In Homa v. American Express Company, the Third Circuit has rejected American Express’s arguments that the company has the right to ban New Jersey consumers from bring class actions against it. It has also dismissed language in a previous Third Circuit decision, Gay v. Creditinform, which caused several New Jersey US district courts to dismiss class actions last year, and which companies all over the country have been citing to argue that because the lower courts disagree on questions of preemption in class action cases, these cases must go to the US Supreme Court.
The primary argument of Homa class action plaintiffs, all New Jersey American Express “Blue Cash” credit card holders, is that American Express violated New Jersey consumer protection laws in using a bait-and-switch scheme to cheat them out of rebates they had earned while holding a Blue Cash credit card.

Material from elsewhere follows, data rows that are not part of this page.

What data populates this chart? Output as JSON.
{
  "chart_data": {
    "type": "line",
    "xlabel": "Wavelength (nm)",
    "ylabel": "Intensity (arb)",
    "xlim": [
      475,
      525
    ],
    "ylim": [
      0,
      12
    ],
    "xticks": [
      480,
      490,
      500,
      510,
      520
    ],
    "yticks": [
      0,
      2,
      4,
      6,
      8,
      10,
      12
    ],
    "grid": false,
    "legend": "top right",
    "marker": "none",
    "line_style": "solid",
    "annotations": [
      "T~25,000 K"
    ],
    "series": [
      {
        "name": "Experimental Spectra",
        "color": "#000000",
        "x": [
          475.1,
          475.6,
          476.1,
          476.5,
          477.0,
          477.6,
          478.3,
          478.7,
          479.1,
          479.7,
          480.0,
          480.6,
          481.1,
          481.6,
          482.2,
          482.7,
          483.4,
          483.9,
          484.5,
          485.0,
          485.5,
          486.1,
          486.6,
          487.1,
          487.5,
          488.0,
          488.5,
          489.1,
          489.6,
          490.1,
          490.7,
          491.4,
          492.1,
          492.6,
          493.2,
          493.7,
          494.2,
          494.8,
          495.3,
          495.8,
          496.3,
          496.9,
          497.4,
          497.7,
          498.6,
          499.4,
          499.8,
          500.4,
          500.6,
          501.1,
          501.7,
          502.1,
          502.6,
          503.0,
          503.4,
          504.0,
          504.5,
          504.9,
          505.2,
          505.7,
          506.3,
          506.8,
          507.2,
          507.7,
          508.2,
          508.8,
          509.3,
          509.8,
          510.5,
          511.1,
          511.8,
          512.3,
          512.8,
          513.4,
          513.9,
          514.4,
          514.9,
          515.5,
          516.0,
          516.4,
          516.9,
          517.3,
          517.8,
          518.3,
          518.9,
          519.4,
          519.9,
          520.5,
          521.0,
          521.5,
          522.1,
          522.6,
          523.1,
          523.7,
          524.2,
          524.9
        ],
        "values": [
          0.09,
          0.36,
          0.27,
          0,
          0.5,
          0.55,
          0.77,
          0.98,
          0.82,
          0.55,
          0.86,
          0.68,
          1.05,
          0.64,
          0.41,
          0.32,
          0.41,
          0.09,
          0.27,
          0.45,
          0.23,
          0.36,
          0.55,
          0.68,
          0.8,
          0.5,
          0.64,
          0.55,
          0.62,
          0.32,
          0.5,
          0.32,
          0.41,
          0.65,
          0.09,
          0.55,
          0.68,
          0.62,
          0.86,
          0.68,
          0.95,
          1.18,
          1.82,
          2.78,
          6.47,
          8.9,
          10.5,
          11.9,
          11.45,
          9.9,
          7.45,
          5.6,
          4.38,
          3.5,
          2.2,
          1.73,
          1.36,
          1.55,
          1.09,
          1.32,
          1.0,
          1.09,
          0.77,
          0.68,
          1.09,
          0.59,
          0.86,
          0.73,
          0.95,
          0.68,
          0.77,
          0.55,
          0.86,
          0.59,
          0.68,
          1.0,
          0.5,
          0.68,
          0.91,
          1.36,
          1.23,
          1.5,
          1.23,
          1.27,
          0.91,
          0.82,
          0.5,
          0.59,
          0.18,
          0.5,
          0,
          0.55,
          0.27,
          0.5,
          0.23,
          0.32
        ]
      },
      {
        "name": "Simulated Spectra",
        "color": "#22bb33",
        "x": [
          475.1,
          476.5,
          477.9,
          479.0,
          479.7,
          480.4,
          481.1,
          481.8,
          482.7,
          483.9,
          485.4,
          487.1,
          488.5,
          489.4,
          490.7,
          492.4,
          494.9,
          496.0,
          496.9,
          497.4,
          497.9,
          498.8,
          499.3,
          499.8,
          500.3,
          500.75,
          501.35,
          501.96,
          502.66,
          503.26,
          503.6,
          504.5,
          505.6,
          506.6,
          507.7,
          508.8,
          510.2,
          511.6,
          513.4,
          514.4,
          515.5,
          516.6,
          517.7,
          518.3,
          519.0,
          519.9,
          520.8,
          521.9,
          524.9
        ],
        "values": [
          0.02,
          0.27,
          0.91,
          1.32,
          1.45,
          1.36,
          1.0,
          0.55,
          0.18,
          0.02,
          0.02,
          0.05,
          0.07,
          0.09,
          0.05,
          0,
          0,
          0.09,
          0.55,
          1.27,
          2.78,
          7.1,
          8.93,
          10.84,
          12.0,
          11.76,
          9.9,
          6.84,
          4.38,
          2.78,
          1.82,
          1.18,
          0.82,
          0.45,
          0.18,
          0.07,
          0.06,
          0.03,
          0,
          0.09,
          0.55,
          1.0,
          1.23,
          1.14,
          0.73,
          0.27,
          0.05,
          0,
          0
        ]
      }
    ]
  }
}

Though the Blue Cash card agreement contained a provision banning disputes from being arbitrated as class actions, the New Jersey Supreme Court’s decision in Muhammad v. County Bank upheld that class action bans which act as exculpatory clauses, offering immunity to companies who are violating laws, are unconscionable and therefore unenforceable under New Jersey law. However, because the card agreement also contained a choice-of-law provision indicating that any disputes would be governed by Utah state law, New Jersey federal district court moved to uphold American Express’s ban on class actions.
Contemporary with Homa, the Third Circuit decided in said in Gay v. Creditinform that the Federal Arbitration Act (FAA) preempted Pennsylvania law invalidating a class action ban. Citing this decision, several New Jersey federal courts dismissed consumer class actions, arguing that the FAA preempted New Jersey’s state unconscionability as well.
This week’s decision by the Third Circuit:
…holds that New Jersey state unconscionability law—and specifically the Muhammad decision’s rule against exculpatory class action bans—is not preempted by the FAA. It notes that Muhammad did not strike down arbitration clauses, but rather established a "general contract defense, one that applies to all waivers of class-wide actions, not simply those that also compel arbitration." It also notes that the U.S. Supreme Court has specifically held that arbitration clauses are subject to generally applicable state contract law defenses such as unconscionability.
Second, the decision makes clear that the FAA preemption language in Gay is dicta and that it does not apply to New Jersey law (which limits exculpatory class action bans, but not arbitration). Even more importantly, Homa makes clear that there is no division among the federal circuit courts of appeal as to whether the FAA preempts state laws that would limit class action bans.
Third, the decision rejects the district court’s ruling that Utah law should be applied instead of New Jersey law to the claims of New Jersey consumers under the New Jersey Consumer Protection Act. It holds that, assuming the claims of the consumers are individually small (which they are), it would violate a fundamental policy of New Jersey to apply Utah law, based upon the Muhammad case’s strong language about New Jersey public policy. It predicts that the New Jersey Supreme Court would hold that New Jersey has a greater interest in the rights of its consumers under its consumer protection laws than Utah would have in barring class action claims against American Express. –Public Justice.
This decision sets terrific precedents for consumer rights all around the country.